Those One Million Moms, a lot of whom want Jesus for a sunbeam even though even He thinks they’re a bunch of cunts, have got their fannies in a froth again. About those dastardly gays, again. This time, it’s because DC Comics have had the temerity – the temerity! – to reveal that one of their superhero characters is gay. This comes after Marvel comics not only outed one of their own, but announced he was going to get married. To his partner. Who is gay!
One Million Cunty Moms thinks this will poison the minds of young impressionable children – a lot of whom are gay themselves – and force them to think that gay people are just as good as anybody else. No better, no worse, just the same.
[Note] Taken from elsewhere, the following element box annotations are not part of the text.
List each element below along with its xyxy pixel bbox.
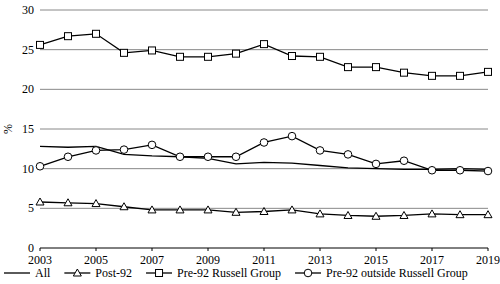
series-marker [148, 206, 156, 213]
y-tick-label: 10 [22, 162, 34, 176]
series-marker [92, 200, 100, 207]
series-marker [288, 132, 296, 140]
series-marker [288, 206, 296, 213]
series-marker [260, 208, 268, 215]
x-tick [488, 248, 489, 251]
x-tick [320, 248, 321, 251]
x-tick-label: 2003 [28, 253, 52, 267]
series-marker [65, 33, 72, 40]
series-marker [457, 72, 464, 79]
series-marker [233, 50, 240, 57]
legend-marker [304, 269, 312, 277]
series-marker [401, 69, 408, 76]
series-marker [484, 211, 492, 218]
series-marker [232, 208, 240, 215]
grid-line [40, 89, 488, 90]
series-marker [204, 206, 212, 213]
series-marker [121, 49, 128, 56]
chart: 051015202530%200320052007200920112013201… [0, 0, 500, 284]
series-marker [372, 212, 380, 219]
series-marker [177, 53, 184, 60]
series-marker [344, 211, 352, 218]
series-marker [344, 151, 352, 159]
legend-marker [73, 269, 81, 276]
grid-line [40, 49, 488, 50]
x-tick [432, 248, 433, 251]
y-tick-label: 5 [28, 201, 34, 215]
x-tick-label: 2011 [252, 253, 276, 267]
series-marker [316, 147, 324, 155]
y-axis-label: % [1, 124, 15, 134]
series-marker [176, 206, 184, 213]
y-tick-label: 25 [22, 43, 34, 57]
legend-marker [156, 270, 163, 277]
x-tick-label: 2017 [420, 253, 444, 267]
x-tick-label: 2009 [196, 253, 220, 267]
legend-label: Post-92 [95, 266, 132, 280]
y-tick-label: 20 [22, 82, 34, 96]
x-tick-label: 2019 [476, 253, 500, 267]
x-tick [96, 248, 97, 251]
x-tick [152, 248, 153, 251]
series-marker [289, 53, 296, 60]
legend: All Post-92 Pre-92 Russell Group Pre-92 out… [4, 266, 468, 280]
x-tick-label: 2015 [364, 253, 388, 267]
legend-label: All [35, 266, 51, 280]
series-marker [148, 141, 156, 149]
series-marker [36, 198, 44, 205]
x-tick-label: 2005 [84, 253, 108, 267]
series-marker [120, 203, 128, 210]
series-marker [456, 211, 464, 218]
series-marker [428, 166, 436, 174]
series-marker [373, 64, 380, 71]
legend-label: Pre-92 Russell Group [177, 266, 281, 280]
series-marker [93, 30, 100, 37]
series-marker [316, 210, 324, 217]
x-tick [376, 248, 377, 251]
series-marker [345, 64, 352, 71]
x-tick [40, 248, 41, 251]
series-marker [429, 72, 436, 79]
series-marker [232, 153, 240, 161]
series-marker [205, 53, 212, 60]
series-marker [400, 211, 408, 218]
grid-line [40, 129, 488, 130]
series-marker [36, 162, 44, 170]
series-marker [204, 153, 212, 161]
series-marker [400, 157, 408, 165]
series-marker [456, 166, 464, 174]
series-line [40, 136, 488, 171]
x-tick-label: 2013 [308, 253, 332, 267]
series-marker [92, 147, 100, 155]
series-line [40, 34, 488, 76]
series-marker [64, 153, 72, 161]
series-marker [484, 167, 492, 175]
series-marker [260, 139, 268, 147]
series-marker [176, 153, 184, 161]
series-marker [261, 41, 268, 48]
series-marker [372, 160, 380, 168]
series-marker [37, 41, 44, 48]
y-tick-label: 15 [22, 122, 34, 136]
x-tick [264, 248, 265, 251]
series-marker [64, 199, 72, 206]
series-marker [485, 68, 492, 75]
plot-area [36, 30, 492, 219]
y-tick-label: 30 [22, 3, 34, 17]
x-tick [208, 248, 209, 251]
series-marker [428, 210, 436, 217]
legend-line [4, 272, 30, 273]
legend-label: Pre-92 outside Russell Group [326, 266, 468, 280]
grid-line [40, 10, 488, 11]
series-line [40, 202, 488, 216]
series-marker [317, 53, 324, 60]
x-tick-label: 2007 [140, 253, 164, 267]
series-marker [149, 47, 156, 54]
series-marker [120, 146, 128, 154]
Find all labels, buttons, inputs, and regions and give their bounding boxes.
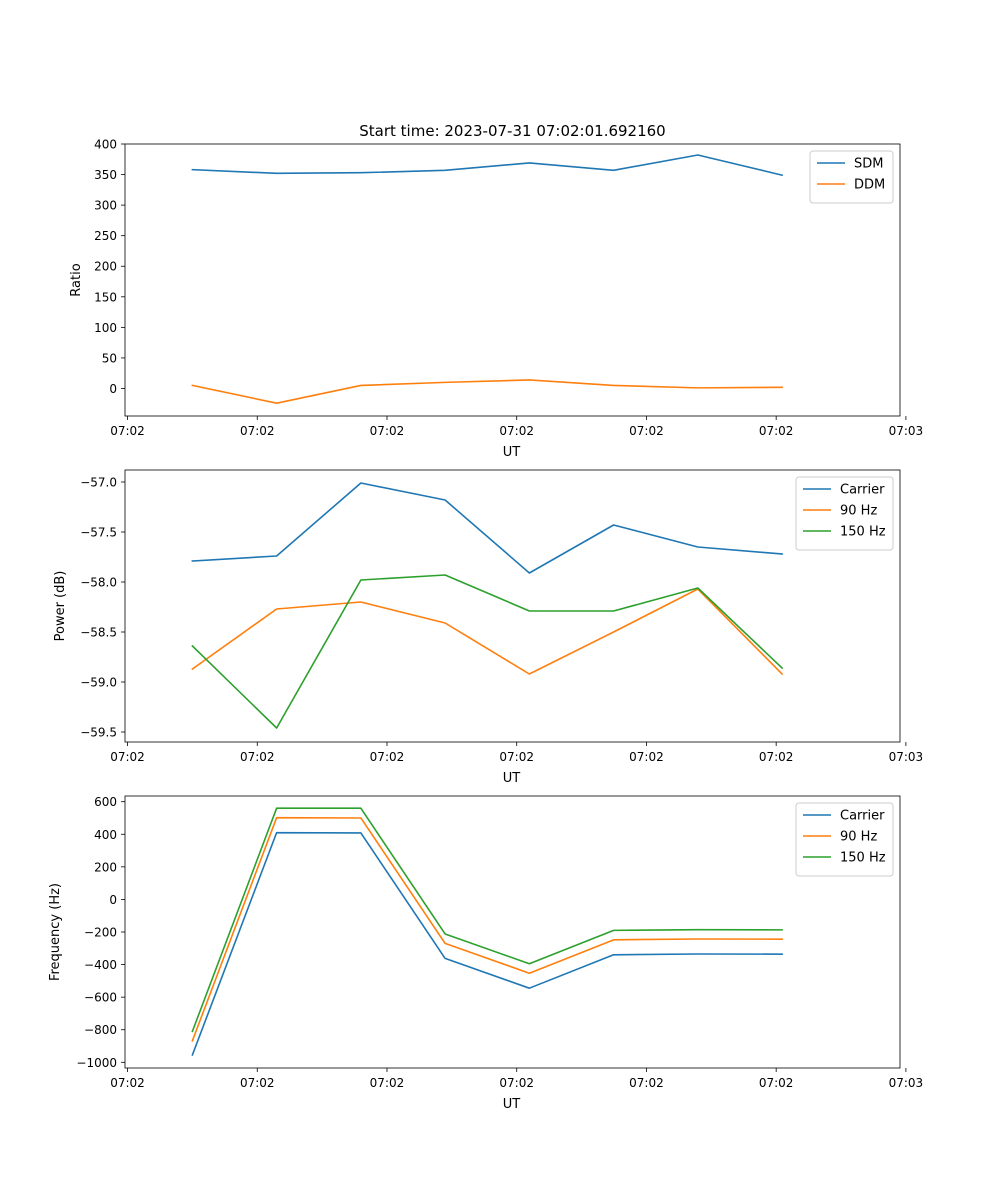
legend-label: Carrier: [840, 809, 885, 824]
x-tick-label: 07:02: [110, 750, 145, 764]
x-tick-label: 07:03: [889, 750, 924, 764]
legend-box: [809, 150, 894, 204]
x-tick-label: 07:02: [240, 1076, 275, 1090]
y-tick-label: −1000: [76, 1056, 117, 1070]
y-tick-label: −59.5: [80, 726, 117, 740]
series-line-ddm: [191, 379, 783, 404]
series-line-90-hz: [191, 816, 783, 1042]
y-tick-label: 350: [94, 168, 117, 182]
y-tick-label: 0: [109, 382, 117, 396]
legend: Carrier 90 Hz 150 Hz: [795, 476, 894, 551]
x-tick-label: 07:02: [110, 1076, 145, 1090]
y-axis-label: Frequency (Hz): [48, 883, 63, 981]
x-tick-label: 07:02: [370, 750, 405, 764]
x-tick-label: 07:02: [759, 424, 794, 438]
x-tick-label: 07:02: [240, 750, 275, 764]
legend-label: SDM: [854, 157, 883, 172]
legend-label: 150 Hz: [840, 525, 886, 540]
x-tick-label: 07:03: [889, 424, 924, 438]
plot-frame: [124, 795, 901, 1069]
y-tick-label: −400: [84, 958, 117, 972]
x-tick-label: 07:02: [629, 750, 664, 764]
x-tick-label: 07:02: [110, 424, 145, 438]
legend-label: 90 Hz: [840, 504, 877, 519]
y-tick-label: 50: [102, 351, 117, 365]
chart-panel-3: 07:02 07:02 07:02 07:02 07:02 07:02 07:03 −1000…: [48, 795, 923, 1112]
x-tick-label: 07:02: [759, 1076, 794, 1090]
chart-panel-2: 07:02 07:02 07:02 07:02 07:02 07:02 07:03 −59.5…: [53, 469, 924, 786]
legend: Carrier 90 Hz 150 Hz: [795, 802, 894, 877]
legend-label: Carrier: [840, 483, 885, 498]
y-tick-label: −57.0: [80, 476, 117, 490]
y-tick-label: 200: [94, 860, 117, 874]
y-tick-label: −59.0: [80, 676, 117, 690]
y-tick-label: 300: [94, 199, 117, 213]
plot-frame: [124, 469, 901, 743]
y-tick-label: 200: [94, 260, 117, 274]
series-line-sdm: [191, 154, 784, 177]
y-tick-label: 0: [109, 893, 117, 907]
legend-label: DDM: [854, 178, 885, 193]
y-tick-label: 150: [94, 290, 117, 304]
x-tick-label: 07:02: [629, 1076, 664, 1090]
figure-title: Start time: 2023-07-31 07:02:01.692160: [359, 122, 665, 140]
y-axis-label: Ratio: [69, 263, 84, 296]
series-line-carrier: [191, 831, 783, 1057]
legend: SDM DDM: [809, 150, 894, 204]
y-tick-label: −58.5: [80, 626, 117, 640]
x-tick-label: 07:02: [629, 424, 664, 438]
plot-frame: [124, 143, 901, 417]
legend-label: 150 Hz: [840, 851, 886, 866]
y-axis-label: Power (dB): [53, 571, 68, 642]
y-tick-label: −600: [84, 991, 117, 1005]
x-tick-label: 07:02: [370, 1076, 405, 1090]
y-tick-label: 400: [94, 828, 117, 842]
series-line-90-hz: [191, 588, 784, 676]
y-tick-label: 400: [94, 138, 117, 152]
y-tick-label: 100: [94, 321, 117, 335]
x-tick-label: 07:02: [759, 750, 794, 764]
series-line-carrier: [191, 482, 783, 574]
y-tick-label: −58.0: [80, 576, 117, 590]
y-tick-label: −57.5: [80, 526, 117, 540]
x-tick-label: 07:03: [889, 1076, 924, 1090]
y-tick-label: 250: [94, 229, 117, 243]
y-tick-label: −200: [84, 926, 117, 940]
y-tick-label: 600: [94, 795, 117, 809]
chart-panel-1: 07:02 07:02 07:02 07:02 07:02 07:02 07:03 0 50 10…: [69, 138, 923, 461]
x-axis-label: UT: [503, 771, 521, 786]
x-tick-label: 07:02: [370, 424, 405, 438]
x-tick-label: 07:02: [499, 750, 534, 764]
y-tick-label: −800: [84, 1023, 117, 1037]
x-axis-label: UT: [503, 1097, 521, 1112]
x-axis-label: UT: [503, 445, 521, 460]
legend-label: 90 Hz: [840, 830, 877, 845]
series-line-150-hz: [191, 574, 784, 729]
series-line-150-hz: [191, 807, 783, 1033]
x-tick-label: 07:02: [240, 424, 275, 438]
x-tick-label: 07:02: [499, 1076, 534, 1090]
x-tick-label: 07:02: [499, 424, 534, 438]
‘Who will they choose?’ froths one of the Cunty Moms.
‘Batman, Superman, Flash, Green Lantern, Plastic Man, or another one of their characters that children look up to?’
Okay, let’s look at the evidence. Lycra as day wear, good shoulder-to-hip ratio, not afraid of highlights, ability to run to music… Flash, for a start, is an aggressive top if ever we saw one.
‘They want to indoctrate (sic) impressionable young minds by placing these gay characters on pedestals in a positive light,’ continues la Cunty Momma. Who evidently should spend more time reading the dictionary and less time thinking about all the sex her husband is having with someone much more attractive than she is.
‘These companies are heavily influencing our youth by using children’s superheroes to desensitize and brainwash them into thinking that a gay lifestyle choice is normal and desirable.’
Let’s just hope that none of these Cunty Moms have gay children (even though they do). Because if they do have gay children (which they do), these gay children (of which there are lots) will be growing up in the knowledge that their mom (we prefer mum) thinks that they are a worthless aberration. Which is nice when you’re growing up as an impressionable gay.